Pendahuluan Tes Narkoba
Tes narkoba atau drug abuse screening test adalah adalah pemeriksaan terhadap obat, bahan kimia, atau produk tumbuhan yang bisa disalahgunakan untuk kepentingan non medis. Secara umum, panel tes narkoba dasar meliputi amphetamine, kokain (cocaine), marijuana, opioid, dan phencyclidine (PCP). Zat lain yang bisa dimasukkan dalam tes narkoba adalah benzodiazepine, barbiturat, metadon, ekstasi, oksikodon, dan antidepresan trisiklik, misalnya amitriptilin.[1,2]
Indikasi dari tes narkoba umumnya adalah untuk terapi penyalahgunaan obat, pemantauan kepatuhan dan untuk keperluan forensik. Tes narkoba jarang digunakan dengan penanganan klinis akut pasien karena manfaat klinis yang sedikit.[1,11,12]
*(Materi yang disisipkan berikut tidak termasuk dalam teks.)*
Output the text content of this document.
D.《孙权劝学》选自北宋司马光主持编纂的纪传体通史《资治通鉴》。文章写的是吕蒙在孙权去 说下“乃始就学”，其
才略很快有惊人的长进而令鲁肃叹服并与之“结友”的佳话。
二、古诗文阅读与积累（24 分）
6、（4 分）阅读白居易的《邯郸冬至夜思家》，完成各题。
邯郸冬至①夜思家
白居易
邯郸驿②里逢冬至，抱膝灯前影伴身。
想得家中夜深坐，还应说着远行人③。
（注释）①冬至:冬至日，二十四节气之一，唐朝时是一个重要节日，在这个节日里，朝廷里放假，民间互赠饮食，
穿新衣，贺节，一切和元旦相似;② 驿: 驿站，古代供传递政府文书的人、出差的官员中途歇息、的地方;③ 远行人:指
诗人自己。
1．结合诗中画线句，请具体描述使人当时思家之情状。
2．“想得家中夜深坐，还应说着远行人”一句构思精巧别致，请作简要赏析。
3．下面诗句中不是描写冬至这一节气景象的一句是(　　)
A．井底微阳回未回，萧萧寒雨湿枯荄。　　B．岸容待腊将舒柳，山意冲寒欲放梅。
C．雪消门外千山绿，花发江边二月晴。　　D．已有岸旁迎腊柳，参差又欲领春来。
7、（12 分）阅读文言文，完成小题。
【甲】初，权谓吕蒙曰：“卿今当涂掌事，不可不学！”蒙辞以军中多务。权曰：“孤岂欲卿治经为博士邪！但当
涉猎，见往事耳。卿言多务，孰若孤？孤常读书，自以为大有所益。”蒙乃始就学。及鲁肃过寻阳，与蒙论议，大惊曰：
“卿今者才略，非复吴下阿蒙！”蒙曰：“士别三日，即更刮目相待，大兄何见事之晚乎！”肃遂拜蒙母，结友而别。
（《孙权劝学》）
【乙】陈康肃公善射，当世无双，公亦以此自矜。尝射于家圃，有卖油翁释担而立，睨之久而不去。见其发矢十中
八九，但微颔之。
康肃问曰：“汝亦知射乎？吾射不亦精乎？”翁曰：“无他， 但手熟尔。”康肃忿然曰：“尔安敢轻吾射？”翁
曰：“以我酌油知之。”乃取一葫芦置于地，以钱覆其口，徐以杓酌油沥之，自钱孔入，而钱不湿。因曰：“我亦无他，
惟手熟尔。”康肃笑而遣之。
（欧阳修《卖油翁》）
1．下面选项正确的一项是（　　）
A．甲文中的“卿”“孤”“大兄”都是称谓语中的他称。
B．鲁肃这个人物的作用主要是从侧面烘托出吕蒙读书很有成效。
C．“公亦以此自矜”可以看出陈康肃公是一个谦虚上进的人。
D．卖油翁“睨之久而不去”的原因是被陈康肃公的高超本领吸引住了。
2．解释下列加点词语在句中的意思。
Hasil dari tes narkoba, meskipun mudah diinterpretasi, namun dapat menyesatkan apabila tidak memiliki pengetahuan yang cukup. Ada kemungkinan hasil positif palsu dan negatif palsu dari tes ini, misalnya penggunaan pseudoefedrine berpotensi menyebabkan hasil positif pada tes amphetamin, dan dilusi urine dengan air mungkin menghasilkan negatif palsu.[1,3]
Tes narkoba umumnya menggunakan sampel urine. Beberapa sampel lain bisa diambil seperti darah, saliva, rambut, kuku, dan keringat. Keunggulan dari urine adalah pengambilan sampel yang mudah, murah, dan non invasif. Namun pemeriksaan urine sendiri tidak menunjukkan konsentrasi zat dalam darah sehingga tidak bisa digunakan untuk menentukan kondisi intoksikasi.[1,5]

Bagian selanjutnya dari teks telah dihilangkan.